Regia di Sidney Lumet vedi scheda film
Si respira un’aria tangibile di fallimento nell’ultimo film di Lumet, un fallimento esistenziale ancor prima che economico, benché sia quest’ultimo il motore del racconto, la volontà predatoria di due fratelli insoddisfatti mossi dall’illusione che i soldi e le possibilità che essi danno riappianino gli sconforti e le cocenti delusioni della vita. Incapaci di far fronte alle esigenze proprie e delle rispettive mogli, i due fratelli ordiscono un piano dalla semplice esecuzione: un colpo in una gioielleria. E il progetto risulta facilitato dal fatto che si tratta del negozio di famiglia, piccolo pertugio di periferia gestito dai genitori con una vecchia commessa.
Ma tira aria di grecale sull’eccessiva facilità dell’impresa, e la faciloneria dell’esecuzione fa virare il colpo in tragedia, il complice occasionale spara e uccide la madre dei due fratelli mentre il padre cerca cieca vendetta e la famiglia del rapinatore chiede un congruo risarcimento. Tutto si accanisce sui due criminali improvvisati stringendo a cappio il circolo vizioso delle parentele e dei legami familiari trasformando un presunto noir in tragedia greca.

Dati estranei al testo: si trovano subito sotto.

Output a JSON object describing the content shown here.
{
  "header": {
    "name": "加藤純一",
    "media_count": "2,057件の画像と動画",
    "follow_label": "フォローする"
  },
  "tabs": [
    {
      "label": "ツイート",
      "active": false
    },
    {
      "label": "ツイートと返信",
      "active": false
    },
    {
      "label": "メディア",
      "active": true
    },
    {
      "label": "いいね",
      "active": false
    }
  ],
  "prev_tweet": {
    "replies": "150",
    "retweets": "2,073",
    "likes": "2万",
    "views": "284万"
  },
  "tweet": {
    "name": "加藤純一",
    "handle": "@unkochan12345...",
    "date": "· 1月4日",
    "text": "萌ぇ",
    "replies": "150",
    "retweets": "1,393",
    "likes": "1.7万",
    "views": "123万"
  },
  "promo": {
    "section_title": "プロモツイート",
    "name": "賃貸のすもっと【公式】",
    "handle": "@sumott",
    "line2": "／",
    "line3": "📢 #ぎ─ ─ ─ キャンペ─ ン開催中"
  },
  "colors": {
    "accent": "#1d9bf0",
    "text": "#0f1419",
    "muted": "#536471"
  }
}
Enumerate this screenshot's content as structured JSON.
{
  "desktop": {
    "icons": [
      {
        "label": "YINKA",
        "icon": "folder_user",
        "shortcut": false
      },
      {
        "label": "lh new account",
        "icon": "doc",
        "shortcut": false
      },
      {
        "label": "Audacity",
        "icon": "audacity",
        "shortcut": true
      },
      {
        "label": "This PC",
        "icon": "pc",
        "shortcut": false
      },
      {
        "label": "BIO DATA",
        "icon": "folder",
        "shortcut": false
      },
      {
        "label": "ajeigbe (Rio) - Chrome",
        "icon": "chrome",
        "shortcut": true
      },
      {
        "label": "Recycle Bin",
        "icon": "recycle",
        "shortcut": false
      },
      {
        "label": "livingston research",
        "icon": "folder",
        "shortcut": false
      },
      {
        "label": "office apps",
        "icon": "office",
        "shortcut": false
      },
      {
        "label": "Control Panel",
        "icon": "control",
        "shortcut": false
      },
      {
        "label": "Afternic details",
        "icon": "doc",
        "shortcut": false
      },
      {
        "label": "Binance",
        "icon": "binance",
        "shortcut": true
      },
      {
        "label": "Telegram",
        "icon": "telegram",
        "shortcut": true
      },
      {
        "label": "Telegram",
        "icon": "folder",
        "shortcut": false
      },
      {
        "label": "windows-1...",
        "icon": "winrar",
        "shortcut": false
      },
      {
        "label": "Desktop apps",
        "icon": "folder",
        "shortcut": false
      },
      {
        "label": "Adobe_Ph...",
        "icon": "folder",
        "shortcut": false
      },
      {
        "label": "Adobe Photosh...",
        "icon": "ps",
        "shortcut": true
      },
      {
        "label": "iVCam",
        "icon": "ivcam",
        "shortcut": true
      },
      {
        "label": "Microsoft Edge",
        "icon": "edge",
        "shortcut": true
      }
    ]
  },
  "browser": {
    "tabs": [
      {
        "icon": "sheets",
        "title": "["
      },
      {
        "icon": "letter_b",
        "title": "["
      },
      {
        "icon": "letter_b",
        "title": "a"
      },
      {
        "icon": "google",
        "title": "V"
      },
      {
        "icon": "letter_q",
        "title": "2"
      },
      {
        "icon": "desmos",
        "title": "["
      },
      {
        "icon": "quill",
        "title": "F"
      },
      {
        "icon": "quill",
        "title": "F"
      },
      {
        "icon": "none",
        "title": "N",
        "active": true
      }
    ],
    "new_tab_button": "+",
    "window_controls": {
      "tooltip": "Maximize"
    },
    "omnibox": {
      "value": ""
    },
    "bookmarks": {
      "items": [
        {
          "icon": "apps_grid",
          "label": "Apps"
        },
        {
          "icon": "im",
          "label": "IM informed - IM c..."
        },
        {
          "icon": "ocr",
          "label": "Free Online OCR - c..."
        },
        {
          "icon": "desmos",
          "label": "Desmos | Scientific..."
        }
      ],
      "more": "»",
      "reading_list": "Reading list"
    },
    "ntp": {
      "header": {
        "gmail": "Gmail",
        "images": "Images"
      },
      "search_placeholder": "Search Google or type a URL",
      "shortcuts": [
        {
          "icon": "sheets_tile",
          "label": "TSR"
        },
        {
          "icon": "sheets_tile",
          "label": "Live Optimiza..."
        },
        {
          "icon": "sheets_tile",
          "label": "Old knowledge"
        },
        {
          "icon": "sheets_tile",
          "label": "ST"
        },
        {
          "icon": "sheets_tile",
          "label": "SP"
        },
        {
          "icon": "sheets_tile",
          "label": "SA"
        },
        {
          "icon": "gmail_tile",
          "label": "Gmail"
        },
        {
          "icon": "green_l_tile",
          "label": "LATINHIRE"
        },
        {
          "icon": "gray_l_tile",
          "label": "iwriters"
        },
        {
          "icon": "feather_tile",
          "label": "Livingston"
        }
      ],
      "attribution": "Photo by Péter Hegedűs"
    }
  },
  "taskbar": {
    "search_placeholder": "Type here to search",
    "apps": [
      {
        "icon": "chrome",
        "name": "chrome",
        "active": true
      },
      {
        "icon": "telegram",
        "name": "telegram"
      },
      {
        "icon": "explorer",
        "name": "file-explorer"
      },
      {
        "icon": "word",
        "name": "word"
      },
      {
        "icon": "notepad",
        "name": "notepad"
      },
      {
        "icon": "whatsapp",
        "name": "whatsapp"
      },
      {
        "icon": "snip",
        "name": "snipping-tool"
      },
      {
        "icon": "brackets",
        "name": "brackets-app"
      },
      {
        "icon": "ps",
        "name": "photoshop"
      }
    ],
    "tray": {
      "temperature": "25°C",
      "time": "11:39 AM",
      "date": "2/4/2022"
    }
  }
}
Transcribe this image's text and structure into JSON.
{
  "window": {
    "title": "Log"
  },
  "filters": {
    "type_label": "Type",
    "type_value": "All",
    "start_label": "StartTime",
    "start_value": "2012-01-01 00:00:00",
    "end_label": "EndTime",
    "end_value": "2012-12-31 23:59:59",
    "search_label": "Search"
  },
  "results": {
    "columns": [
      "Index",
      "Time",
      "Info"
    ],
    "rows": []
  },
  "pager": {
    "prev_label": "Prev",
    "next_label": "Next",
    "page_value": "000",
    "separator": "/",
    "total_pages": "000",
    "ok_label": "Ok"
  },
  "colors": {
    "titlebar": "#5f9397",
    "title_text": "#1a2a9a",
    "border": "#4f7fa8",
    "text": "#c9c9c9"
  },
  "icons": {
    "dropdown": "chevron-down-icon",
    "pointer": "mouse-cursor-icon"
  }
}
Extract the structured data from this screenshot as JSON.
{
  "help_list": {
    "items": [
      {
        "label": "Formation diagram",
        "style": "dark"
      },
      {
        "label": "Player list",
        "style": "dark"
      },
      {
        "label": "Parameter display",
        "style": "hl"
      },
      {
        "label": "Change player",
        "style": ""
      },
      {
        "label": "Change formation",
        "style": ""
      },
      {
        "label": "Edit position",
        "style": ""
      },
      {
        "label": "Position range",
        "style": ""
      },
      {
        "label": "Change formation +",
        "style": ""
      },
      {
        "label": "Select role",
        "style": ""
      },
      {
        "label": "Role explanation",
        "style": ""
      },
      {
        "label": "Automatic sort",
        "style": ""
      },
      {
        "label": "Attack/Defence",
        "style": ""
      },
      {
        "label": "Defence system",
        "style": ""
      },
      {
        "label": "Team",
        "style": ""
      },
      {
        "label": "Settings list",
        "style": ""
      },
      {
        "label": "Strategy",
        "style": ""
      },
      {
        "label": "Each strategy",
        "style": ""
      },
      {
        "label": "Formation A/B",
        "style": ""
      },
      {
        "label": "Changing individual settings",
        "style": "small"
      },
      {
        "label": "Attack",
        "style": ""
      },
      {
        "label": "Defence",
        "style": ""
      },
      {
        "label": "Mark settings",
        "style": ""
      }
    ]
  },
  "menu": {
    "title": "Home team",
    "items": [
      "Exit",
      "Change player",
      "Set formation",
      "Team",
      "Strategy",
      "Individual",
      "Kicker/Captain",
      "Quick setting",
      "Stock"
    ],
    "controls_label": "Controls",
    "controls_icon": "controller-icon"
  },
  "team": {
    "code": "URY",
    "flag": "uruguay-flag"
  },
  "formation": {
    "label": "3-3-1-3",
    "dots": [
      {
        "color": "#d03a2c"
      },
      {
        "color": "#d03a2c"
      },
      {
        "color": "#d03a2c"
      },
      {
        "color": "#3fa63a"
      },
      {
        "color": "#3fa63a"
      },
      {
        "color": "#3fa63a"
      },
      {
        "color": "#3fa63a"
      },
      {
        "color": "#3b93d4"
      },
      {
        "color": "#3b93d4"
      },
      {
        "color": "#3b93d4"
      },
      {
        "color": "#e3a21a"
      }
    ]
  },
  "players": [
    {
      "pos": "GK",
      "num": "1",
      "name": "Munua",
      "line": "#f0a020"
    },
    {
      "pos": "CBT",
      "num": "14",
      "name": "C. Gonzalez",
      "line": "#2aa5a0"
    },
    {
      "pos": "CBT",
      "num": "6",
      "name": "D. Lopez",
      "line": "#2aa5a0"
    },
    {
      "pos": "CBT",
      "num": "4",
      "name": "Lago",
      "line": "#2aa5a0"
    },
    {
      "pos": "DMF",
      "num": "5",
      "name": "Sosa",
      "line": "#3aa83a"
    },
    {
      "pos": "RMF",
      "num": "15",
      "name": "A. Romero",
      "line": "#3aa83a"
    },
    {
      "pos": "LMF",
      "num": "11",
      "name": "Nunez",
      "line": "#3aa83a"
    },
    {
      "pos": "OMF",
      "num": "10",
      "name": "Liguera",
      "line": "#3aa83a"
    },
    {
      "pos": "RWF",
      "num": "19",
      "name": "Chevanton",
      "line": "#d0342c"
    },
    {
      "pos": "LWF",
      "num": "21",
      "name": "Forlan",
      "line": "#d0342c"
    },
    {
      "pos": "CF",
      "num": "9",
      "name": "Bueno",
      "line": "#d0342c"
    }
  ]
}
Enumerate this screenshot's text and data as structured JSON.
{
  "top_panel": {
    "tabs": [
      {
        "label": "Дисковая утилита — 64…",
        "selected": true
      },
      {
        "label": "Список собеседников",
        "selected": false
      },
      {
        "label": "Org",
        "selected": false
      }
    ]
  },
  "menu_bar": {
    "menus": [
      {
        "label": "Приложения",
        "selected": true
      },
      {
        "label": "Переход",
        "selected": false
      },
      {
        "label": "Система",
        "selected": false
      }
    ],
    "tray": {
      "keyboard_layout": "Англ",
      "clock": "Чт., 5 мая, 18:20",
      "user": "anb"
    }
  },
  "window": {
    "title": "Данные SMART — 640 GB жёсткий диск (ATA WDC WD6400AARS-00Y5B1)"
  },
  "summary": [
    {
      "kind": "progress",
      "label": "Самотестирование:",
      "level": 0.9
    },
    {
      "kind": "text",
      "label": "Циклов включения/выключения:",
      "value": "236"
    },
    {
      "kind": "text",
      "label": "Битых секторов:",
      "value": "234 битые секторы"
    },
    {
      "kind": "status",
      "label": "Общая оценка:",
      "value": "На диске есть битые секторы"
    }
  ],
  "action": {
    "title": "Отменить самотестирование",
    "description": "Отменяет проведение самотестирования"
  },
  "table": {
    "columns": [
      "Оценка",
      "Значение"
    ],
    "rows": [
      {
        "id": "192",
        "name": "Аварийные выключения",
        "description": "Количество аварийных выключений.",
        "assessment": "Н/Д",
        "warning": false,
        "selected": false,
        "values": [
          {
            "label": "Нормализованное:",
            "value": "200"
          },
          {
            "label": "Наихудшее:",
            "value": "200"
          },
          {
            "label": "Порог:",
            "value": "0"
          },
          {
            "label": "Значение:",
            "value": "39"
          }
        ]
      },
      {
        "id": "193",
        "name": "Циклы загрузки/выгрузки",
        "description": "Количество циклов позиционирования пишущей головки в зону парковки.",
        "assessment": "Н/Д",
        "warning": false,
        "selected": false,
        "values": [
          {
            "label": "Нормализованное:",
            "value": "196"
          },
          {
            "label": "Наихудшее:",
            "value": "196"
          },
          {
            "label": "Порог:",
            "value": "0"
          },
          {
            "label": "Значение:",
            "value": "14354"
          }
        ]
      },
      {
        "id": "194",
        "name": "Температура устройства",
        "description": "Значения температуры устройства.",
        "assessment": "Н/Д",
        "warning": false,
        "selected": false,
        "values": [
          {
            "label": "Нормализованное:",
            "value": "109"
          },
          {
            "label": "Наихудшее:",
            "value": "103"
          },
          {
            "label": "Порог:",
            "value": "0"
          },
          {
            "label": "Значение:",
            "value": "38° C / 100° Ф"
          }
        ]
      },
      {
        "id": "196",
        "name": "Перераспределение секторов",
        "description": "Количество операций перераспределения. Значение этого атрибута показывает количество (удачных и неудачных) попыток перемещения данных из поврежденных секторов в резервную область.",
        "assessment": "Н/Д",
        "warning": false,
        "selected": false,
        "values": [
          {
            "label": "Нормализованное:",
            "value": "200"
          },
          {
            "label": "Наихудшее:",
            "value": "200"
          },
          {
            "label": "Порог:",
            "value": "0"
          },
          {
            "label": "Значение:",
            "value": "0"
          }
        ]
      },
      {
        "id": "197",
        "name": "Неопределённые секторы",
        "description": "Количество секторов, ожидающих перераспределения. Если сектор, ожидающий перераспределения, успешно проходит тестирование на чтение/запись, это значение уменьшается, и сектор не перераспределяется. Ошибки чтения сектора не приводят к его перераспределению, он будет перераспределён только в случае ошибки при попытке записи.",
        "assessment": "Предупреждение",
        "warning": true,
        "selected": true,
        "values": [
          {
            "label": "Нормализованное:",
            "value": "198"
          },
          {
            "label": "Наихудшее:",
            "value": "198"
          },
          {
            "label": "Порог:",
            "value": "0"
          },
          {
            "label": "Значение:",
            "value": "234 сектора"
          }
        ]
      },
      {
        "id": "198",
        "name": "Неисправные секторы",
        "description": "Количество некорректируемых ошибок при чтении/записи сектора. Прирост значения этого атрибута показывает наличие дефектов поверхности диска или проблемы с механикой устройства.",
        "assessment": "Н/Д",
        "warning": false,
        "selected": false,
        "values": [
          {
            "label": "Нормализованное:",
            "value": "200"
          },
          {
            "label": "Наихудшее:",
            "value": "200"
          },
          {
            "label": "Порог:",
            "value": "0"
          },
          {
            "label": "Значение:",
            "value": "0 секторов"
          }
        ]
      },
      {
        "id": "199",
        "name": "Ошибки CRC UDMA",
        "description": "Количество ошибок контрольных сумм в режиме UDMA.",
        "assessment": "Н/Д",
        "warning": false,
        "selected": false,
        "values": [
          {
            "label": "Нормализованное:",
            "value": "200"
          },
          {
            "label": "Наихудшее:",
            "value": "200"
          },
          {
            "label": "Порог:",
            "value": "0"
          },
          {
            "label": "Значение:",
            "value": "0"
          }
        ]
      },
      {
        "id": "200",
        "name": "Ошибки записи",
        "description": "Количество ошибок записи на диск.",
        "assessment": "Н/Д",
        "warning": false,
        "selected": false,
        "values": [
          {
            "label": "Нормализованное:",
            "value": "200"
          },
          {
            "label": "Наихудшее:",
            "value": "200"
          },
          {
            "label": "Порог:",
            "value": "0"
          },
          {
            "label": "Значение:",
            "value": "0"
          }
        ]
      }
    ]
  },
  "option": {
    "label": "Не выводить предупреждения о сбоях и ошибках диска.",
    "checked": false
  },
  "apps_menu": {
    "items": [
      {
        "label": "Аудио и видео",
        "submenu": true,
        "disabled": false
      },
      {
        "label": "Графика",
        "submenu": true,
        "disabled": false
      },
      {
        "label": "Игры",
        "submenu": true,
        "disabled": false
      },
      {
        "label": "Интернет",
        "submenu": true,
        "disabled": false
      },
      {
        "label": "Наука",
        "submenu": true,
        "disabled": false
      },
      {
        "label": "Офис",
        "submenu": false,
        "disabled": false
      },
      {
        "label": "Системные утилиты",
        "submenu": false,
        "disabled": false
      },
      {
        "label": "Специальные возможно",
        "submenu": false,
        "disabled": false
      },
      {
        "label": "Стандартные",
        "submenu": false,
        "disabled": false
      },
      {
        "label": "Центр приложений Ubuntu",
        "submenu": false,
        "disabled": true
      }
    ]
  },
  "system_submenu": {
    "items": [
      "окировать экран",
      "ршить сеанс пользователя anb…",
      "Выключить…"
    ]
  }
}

Per tutti i sogni sono scomparsi nei meandri dei giorni passati, nell’illusione di una soluzione felice, nell’utopia di un appagamento. Perché entrambi i fratelli amano la stessa donna, moglie del maggiore, uccidono la madre, sono inseguiti dal padre e si affrontano ad armi spianate, inseguono la morte cercando di eluderla con fantasie sessuali e lisergiche, cercano di sopravvivere prima di soccombere, come suggerisce il titolo originale: “Prima che il diavolo sappia che sei morto”. Nella versione italiana il titolo sottolinea la beffarda ironia di un comandamento virato nel suo opposto, nel ribaltamento del naturale ordine dei rapporti in cui l’affetto si trasforma in rivalità e odio, contraccambiati con sincerità. Tutto ruota attorno alla famiglia, coacervo di tensioni irrisolte ed asfissianti (il figlio prediletto, il fratello incapace, la moglie fedifraga, il genitore vendicatore), si riconduce ad un microcosmo di conoscenze e rapporti che splodono nella brama, con l’incapacità progettuale di vedere al di là dei confini abituali e delle poche conoscenze abitudinarie, le strettoie familiari come unica soluzione alle ristrettezze economiche.
Non c’è scampo, dalla tragedia o dalla famiglia, dagli errori rimossi nell’apatia sino alla deflagrazione, fino a quando qualcuno non viene a chiedere il conto. E la violenza diventa l’ultima illusione di riscatto, l’affermazione derisoria di una presa di posizione, di una presenza nel mondo, mentre è soltanto la conferma del fallimento e il sancimento della sconfitta.
Il regista segue i personaggi, concentrandosi sugli attori e varia la recitazione dal naturalismo alla caricatura, mentre imprime alle scene una freddezza straniante. Le scenografie diventano fondali di inquietante geometria o sordida confusione, ambientazioni realistiche lasciano subito spazio ad astrazioni cromatiche. La predestinazione della tragedia classica viene sostituita da una narrazione sincopata che alterna passato e presente - con una certa rozzezza nella segnalazione dei passaggi -riproponendo, variate nell’inquadratura, le medesime scene per evidenziare i percorsi dei singoli personaggi. Non cambia il punto di vista narrativo ma solo l’accento sul protagonista di volta in volta prescelto, facendo dello sguardo della macchina da presa quasi un corifeo ideale estraneo alla vicenda che scruta insetti terreni inetti a capire la trappola del fato, di un dio indegno che loro stessi incarnano.